The game makes no effort to explain itself, tell you where to go, make it easy to know which equipment is “better,” or aside from a basic tutorial, show you how to fight effectively. You pretty much have to figure things out yourself through trial and error, or online research. Thus, the first several hours of play were largely filled with confusion and frustration.
The difficulty level is sometimes punishing. There’s no pause button, no checkpoints in the usual sense, and no backing up to an earlier save. The currency of the game, souls, are a mix of XP and gold coins that you use to level up and buy gear with. When you die, you lose all unspent souls and have one chance to retrieve them by returning to your body. Die twice in a row, and you lose any souls you were carrying. On the bright side, you never lose your equipment.

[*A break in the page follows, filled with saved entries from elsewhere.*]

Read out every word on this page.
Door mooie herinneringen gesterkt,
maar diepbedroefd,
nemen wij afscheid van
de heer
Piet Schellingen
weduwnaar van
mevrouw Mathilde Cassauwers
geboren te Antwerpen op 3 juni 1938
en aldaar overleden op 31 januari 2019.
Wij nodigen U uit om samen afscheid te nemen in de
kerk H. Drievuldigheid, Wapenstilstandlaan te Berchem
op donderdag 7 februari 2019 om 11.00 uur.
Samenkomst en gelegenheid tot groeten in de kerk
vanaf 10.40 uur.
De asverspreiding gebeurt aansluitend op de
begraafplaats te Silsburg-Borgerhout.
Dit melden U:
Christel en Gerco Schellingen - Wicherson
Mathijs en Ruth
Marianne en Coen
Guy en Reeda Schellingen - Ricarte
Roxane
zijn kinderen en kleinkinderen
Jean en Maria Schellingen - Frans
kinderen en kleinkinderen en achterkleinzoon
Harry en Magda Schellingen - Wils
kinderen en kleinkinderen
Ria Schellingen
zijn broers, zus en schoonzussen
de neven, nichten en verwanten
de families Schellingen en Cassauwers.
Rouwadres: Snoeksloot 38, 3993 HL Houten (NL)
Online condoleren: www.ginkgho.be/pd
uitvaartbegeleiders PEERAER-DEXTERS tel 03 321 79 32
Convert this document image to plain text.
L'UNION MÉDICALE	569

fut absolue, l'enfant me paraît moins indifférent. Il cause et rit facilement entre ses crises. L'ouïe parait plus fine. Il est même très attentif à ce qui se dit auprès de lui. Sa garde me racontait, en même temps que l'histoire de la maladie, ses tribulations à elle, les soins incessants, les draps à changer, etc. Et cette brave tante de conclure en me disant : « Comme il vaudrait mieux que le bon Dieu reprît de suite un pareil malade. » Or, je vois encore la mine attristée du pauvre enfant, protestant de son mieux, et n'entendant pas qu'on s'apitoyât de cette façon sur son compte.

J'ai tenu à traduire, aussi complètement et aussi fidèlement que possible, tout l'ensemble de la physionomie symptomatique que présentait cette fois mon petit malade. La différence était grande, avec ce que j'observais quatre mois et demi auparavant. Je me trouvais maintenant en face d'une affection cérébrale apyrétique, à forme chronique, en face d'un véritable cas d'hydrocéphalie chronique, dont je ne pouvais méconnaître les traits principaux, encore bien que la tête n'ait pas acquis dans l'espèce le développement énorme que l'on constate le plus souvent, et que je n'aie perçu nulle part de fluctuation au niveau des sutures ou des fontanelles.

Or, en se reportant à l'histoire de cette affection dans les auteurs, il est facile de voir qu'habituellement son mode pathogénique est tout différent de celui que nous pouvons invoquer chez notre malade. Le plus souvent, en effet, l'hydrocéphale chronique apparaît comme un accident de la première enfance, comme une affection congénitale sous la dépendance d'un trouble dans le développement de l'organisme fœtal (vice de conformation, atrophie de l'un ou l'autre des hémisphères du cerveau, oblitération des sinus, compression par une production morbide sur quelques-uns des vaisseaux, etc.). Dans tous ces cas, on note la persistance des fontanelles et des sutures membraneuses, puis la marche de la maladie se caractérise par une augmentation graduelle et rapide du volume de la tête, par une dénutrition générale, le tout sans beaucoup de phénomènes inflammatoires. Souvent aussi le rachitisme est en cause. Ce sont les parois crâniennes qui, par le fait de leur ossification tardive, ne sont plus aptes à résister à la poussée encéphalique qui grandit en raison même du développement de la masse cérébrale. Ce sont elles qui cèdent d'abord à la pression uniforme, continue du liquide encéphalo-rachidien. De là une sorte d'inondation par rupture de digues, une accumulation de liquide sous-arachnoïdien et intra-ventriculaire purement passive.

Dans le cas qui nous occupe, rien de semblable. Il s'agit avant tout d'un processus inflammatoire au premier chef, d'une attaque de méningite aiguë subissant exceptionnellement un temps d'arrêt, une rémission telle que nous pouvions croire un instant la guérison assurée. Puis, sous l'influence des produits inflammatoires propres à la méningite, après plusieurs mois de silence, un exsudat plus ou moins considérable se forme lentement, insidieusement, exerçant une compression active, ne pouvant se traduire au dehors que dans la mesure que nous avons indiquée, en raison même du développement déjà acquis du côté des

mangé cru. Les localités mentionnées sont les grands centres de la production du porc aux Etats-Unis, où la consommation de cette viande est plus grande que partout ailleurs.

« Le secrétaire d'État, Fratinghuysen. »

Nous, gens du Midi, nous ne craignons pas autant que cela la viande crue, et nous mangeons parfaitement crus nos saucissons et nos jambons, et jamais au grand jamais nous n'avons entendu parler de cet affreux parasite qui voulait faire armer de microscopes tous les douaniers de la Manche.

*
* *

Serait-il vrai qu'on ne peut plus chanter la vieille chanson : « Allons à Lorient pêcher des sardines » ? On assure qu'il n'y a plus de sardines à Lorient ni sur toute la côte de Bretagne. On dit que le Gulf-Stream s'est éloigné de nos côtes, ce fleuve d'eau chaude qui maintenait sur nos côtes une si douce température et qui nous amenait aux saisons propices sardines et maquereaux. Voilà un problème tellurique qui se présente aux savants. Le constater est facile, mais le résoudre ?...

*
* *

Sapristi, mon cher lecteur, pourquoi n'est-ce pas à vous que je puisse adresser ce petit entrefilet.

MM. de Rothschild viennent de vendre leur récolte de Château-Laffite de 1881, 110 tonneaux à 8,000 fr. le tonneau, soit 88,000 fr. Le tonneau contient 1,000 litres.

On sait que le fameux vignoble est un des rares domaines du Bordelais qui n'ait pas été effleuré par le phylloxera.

Learning from your mistakes (and those of other players) is a key component of this game. If you see a blood stain on the ground, that’s where another player died. Using it, you can actually watch their dying animation, giving you some hints on what not to do when you proceed.
The levels have no random component; treasure, traps and monsters are in exactly the same places every time you return to a level, which means that when you die, you can learn from your mistakes and have another go. Replayability will comes from different characters, not level design.
It took a little time to get the hang of it, both in terms of how to survive against enemies I can handle, and learning which enemies I should be avoiding for now, but now that I have a better feel for the game, the gameplay and accomplishments feel very rewarding.
Although the game is difficult, it’s very rarely “cheap.” More often than not, I am smacking myself on the forehead because I did something stupid, rather than cursing the game because of a capricious death. Demon’s Souls sets up a world in which you are swiftly and often severely punished for your mistakes, and then gives you ample opportunities to make those mistakes.
This is not to say that Demon’s Souls doesn’t have plenty of frustration.
Much frustration comes from being forced to repeat sections when you die.
Fight your way through a dungeon, and get promptly squashed by the boss? You’ll need to right through the dungeon again, with all the enemies respawned to try again, or even to recover any souls you lost. This can be repetitive and tedious at times, but the upside is that It’s affected the way I play the game. I don’t just rush headlong into every fight like I would in almost any other game. This adds a sense of “realism” (If you can even use such a word for this type of game,) since I actually value the life of the character more than I would in another game.
That’s it, in a nutshell. There’s actually a lot more detailed information, so if you’d like to know more, let me know.